Aug 26, 2012; Los Angeles, CA, USA; Los Angeles Dodgers first baseman Adrian Gonzalez (23) bats during the game against the Miami Marlins at Dodger Stadium. The Marlins defeated the Dodgers 6-2. Mandatory Credit: Kirby Lee/Image of Sport-US PRESSWIRE

When Magic Johnson and company took over at Chavez Ravine in March, no one really knew what to expect from the new owners in terms of money and their willingness to spend.

Well, now we know.

In a little over four month's time, the Los Angeles Dodgers have become the biggest-spending team in baseball, their very expensive, luxury-tax-busting summer shopping spree culminating in this weekend's gargantuan nine-player swap with the Red Sox.

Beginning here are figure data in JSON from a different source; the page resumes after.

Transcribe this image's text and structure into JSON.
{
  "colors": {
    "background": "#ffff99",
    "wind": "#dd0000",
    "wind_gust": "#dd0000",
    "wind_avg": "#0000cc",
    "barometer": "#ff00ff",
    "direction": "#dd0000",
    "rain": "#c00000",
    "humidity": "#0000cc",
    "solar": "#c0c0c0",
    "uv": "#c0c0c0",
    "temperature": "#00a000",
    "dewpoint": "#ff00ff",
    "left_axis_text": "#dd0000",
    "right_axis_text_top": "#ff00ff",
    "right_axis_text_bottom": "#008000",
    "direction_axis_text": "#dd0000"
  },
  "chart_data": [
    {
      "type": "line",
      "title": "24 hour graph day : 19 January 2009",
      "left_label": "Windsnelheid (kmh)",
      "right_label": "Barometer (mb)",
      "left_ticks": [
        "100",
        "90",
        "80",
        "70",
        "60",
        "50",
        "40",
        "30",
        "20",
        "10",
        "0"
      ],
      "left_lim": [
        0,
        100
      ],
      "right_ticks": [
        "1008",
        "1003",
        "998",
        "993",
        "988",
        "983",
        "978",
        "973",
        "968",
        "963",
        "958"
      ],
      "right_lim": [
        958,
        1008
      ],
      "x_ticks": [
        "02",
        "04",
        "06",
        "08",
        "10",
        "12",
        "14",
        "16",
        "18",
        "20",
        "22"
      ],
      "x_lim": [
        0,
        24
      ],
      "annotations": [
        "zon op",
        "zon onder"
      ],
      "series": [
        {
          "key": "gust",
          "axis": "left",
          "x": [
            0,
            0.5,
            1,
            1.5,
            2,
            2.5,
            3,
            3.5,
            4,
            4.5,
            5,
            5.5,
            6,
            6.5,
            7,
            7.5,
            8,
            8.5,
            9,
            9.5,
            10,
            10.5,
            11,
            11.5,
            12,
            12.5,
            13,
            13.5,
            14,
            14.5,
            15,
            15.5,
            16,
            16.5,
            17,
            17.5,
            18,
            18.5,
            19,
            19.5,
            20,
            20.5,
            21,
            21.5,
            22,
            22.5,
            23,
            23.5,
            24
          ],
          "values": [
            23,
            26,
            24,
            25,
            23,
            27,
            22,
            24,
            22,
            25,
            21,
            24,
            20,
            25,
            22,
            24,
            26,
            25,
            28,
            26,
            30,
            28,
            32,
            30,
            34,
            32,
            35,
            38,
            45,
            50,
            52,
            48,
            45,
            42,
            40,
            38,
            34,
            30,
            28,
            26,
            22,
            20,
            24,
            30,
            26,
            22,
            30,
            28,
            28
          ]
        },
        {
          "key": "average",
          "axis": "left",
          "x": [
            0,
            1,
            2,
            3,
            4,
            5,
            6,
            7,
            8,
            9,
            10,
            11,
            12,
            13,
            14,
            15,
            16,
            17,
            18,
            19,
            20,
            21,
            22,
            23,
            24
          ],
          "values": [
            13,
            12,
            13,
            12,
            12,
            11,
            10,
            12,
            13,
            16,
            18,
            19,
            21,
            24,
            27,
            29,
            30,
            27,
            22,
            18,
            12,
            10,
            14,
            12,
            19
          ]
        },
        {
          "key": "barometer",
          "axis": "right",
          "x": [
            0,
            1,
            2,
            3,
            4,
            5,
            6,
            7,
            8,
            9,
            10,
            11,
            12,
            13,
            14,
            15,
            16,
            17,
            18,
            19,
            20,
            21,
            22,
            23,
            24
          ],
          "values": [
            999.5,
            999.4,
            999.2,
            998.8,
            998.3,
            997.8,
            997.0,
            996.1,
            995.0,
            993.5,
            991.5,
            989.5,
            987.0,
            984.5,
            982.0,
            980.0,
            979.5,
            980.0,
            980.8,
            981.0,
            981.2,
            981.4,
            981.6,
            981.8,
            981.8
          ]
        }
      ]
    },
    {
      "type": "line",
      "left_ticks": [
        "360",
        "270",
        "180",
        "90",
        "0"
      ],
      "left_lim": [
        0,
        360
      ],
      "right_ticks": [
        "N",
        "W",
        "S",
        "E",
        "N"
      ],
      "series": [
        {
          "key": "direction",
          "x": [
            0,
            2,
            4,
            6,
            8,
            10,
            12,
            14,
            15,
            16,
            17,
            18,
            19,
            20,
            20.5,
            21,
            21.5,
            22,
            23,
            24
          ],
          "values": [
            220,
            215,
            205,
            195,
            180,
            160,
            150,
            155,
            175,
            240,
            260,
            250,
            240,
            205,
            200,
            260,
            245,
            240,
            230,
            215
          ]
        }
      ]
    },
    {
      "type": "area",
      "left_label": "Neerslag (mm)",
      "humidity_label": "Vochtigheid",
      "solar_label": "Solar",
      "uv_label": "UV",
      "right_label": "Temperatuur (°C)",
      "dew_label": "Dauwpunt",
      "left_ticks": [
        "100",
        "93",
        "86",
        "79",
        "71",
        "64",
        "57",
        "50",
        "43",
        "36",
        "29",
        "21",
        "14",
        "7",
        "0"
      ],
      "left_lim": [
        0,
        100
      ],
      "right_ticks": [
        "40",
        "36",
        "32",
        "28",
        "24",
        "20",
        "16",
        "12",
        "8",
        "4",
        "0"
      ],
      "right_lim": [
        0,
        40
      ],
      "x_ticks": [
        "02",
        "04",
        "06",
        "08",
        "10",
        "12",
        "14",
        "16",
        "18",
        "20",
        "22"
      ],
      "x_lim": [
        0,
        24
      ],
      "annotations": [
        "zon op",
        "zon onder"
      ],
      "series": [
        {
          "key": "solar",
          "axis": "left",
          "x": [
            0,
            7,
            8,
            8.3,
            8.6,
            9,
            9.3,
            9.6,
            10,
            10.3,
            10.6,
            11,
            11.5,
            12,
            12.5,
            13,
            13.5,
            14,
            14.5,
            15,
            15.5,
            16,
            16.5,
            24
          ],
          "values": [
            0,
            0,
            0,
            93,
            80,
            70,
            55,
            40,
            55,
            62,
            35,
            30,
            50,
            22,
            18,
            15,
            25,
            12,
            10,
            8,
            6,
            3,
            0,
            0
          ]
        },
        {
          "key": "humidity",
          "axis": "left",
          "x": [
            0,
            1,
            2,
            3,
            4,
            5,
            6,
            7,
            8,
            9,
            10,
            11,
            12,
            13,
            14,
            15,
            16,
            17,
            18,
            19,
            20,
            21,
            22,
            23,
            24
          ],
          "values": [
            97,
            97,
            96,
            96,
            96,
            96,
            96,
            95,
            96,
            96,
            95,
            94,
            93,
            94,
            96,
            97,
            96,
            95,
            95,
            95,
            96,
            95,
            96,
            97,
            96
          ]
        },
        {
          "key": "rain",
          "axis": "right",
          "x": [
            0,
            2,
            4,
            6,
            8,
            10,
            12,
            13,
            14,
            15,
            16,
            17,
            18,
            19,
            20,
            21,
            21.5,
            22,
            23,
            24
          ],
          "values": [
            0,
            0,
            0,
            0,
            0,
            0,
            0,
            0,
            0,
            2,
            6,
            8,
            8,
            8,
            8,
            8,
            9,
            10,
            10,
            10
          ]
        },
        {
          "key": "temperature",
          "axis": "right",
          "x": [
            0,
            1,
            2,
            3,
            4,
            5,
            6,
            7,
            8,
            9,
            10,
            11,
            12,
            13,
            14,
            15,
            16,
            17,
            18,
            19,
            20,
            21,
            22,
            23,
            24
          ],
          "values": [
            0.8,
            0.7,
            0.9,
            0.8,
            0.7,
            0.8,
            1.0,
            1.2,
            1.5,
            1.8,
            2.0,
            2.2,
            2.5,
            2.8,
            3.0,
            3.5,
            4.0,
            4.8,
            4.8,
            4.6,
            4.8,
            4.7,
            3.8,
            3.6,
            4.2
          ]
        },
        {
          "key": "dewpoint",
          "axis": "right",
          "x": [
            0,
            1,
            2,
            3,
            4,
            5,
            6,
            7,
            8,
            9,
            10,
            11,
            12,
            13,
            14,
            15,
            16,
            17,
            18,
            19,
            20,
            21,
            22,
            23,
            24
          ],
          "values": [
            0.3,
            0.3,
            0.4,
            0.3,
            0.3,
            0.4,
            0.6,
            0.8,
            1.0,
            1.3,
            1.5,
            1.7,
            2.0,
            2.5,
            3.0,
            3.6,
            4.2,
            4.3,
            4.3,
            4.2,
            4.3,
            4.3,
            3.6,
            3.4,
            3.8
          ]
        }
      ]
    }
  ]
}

Prior to June 12, the day Andre Ethier signed his five-year, $85 million extension, the Dodgers had just $91.5 million on the books for 2013 to be meted out to fifteen players. With now a little over a month left in the 2012 season, the Dodgers have twenty-one players and a jaw-dropping $182 million committed to their 2013 payroll, $50 million more than the next closest team.

Of the twenty-one players under contract, nine are owed over $10 million and another four are guaranteed upwards of $5 million. No other team in baseball has more than seven players at over $5 million next season, and none has more than thirteen players under contract overall. Possibly even more striking, not included in the payroll numbers is the combined $11.5 million the Dodgers will still be paying Manny Ramirez and Andruw Jones next season, pushing the total number closer to $200 million.

Where the ownership group is coming up with this kind of money---and whether Ned Colletti's new-found blank check will result in a playoff berth---is still very much an unknown. What is known is that the "spend-money-on-anything-but-the-team" days of Frank McCourt are over.

What do you think of Dodgers' new approach? Will their money get them the returns they are hoping for?